There are several limitations to this study. First, the reference standard for diagnosis of hepatic steatosis and healthy liver tissue was based on the original contrast-enhanced images that were the source for the computerized generation of the iodine images subject to analysis. Further prospective studies should be performed with a clinical diagnosis or ideally a histologic finding as a reference standard to corroborate the results of our work.

The defined average values and thresholds, particularly those referring to absolute iodine concentrations, are conditioned by the CT protocol used, since the type and amount of contrast agent, the method of contrast administration, and the imaging delay have an essential impact on the measured iodine concentration. This may consequently affect the comparability of the presented values with values obtained by other studies or centers.

Furthermore, the dual-energy technology used may influence the estimation of iodine concentration values and systemic variations may occur during the quantitative iodine measurements by DECT affecting the accuracy of the resulting values. Also, the measurements could be influenced by scanning protocols or patient size.

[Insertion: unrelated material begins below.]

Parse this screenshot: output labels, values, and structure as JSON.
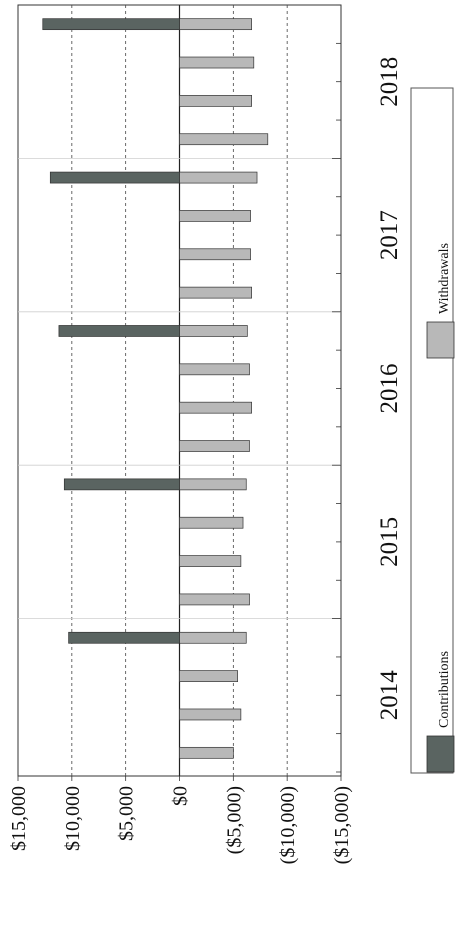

Nevertheless, these issues have been analyzed in the previous publications, which have concluded that they are expected to cause only a minor impact on the results [23,24,25,26, 32].

Finally, PPV and NPV depend on the prevalence of a disease in a study population. Therefore, the values presented in this study may vary for other study cohorts.

Conclusion

Blood-normalized iodine concentrations can provide a potential biomarker for diagnosis of hepatic steatosis in contrast-enhanced dual-energy CT. A threshold of 1.661 mg/ml for portal vein–normalized iodine concentrations can help to quantitatively diagnose hepatic steatosis. Since this study presents a first analysis of quantitative iodine concentration values of the liver tissue affected by hepatic steatosis, future prospective studies with further patient cohorts and correlated histological findings should be performed to validate the presented results.